FLASH: Nikkei in caduta libera, Euro sempre più forte, futures in profondo rosso

Scritto il alle 08:23 da Danilo DT

Continua imperterrita la volatilità sui mercati asiatici e nella fattispecie sui mercati finanziari del Giappone. Come detto ieri, gli alti e bassi si susseguono in modo frenetico. Come sempre, la correlazione tra forza dello Yen contro Dollaro USA e borsa.
Infatti…

June 13 (Bloomberg) — The yen gained, rising to the strongest in two months against the dollar, after government data showed Japanese investors were net sellers of overseas bonds and stocks for a fourth-straight week.
The greenback’s volatility against the Japanese currency jumped to the highest in more than two years before U.S. economic data that may provide more direction about when the Federal Reserve will begin to slow stimulus. The Dollar Index fell for a fourth day toward the lowest in almost four months ahead of a Federal Open Market Committee meeting next week.
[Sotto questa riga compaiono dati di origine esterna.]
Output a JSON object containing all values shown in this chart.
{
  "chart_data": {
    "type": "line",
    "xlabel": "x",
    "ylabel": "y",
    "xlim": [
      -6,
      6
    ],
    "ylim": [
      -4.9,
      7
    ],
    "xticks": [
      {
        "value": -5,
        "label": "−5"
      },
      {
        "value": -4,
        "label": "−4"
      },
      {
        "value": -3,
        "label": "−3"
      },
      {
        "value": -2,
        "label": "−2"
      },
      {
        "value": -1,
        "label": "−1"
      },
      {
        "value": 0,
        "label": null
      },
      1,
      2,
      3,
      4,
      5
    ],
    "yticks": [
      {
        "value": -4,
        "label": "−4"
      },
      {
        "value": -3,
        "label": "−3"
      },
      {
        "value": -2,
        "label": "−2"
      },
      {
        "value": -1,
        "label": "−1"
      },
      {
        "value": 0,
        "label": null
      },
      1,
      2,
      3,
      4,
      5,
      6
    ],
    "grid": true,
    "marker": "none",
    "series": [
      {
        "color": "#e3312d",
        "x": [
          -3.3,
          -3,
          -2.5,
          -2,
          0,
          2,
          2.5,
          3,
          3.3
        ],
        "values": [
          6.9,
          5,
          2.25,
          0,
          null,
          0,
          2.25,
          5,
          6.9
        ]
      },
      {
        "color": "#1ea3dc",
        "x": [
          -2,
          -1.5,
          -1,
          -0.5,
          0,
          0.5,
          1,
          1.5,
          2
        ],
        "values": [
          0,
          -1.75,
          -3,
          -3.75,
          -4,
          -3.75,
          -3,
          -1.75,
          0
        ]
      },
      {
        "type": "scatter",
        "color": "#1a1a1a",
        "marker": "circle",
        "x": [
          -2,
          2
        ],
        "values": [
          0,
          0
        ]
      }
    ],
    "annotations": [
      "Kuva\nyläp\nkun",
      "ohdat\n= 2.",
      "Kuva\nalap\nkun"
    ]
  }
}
Grafico Nikkei, Yen e rendimento 10yr Giappone

E oggi negli USA la giornata rischia di essere caldissima coi soliti dati sull’occupazione.
Non credo sia una grande sorpresa per i lettori di I&M questa volatilità. L?importante è conoscerla e saperla gestire.
Intanto l’Europa parte da un bel rosso.

Roma, 13 giu. (TMNews) – Borse asiatiche in caduta libera, a metà seduta, con Tokyo che lascia sul terreno il 5,28%, dopo avere raggiunto un ribasso anche del 6,5% a inizio contrattazioni. Perdite consistenti anche ad Hong Kong (2,70%) e Shanghai (3,08&), mentre Seoul limita i danni, cedendo l’1,25%. I ribassi, secondo gli esperti sarebbero dovuti alle preoccupazioni degli investitori riguardo alla possibilità che le banche centrali riducano le misure di sostegno messe a punto da mesi.
In profondo rosso anche le borse dei paesi emergenti,, con Manila che perde il 4%, Bangkok il 4,60% e Giacarta l’1,54%. Wall Street aveva chiuso ieri con una perdita dello 0,84%, in rosso per la terza seduta consecutiva.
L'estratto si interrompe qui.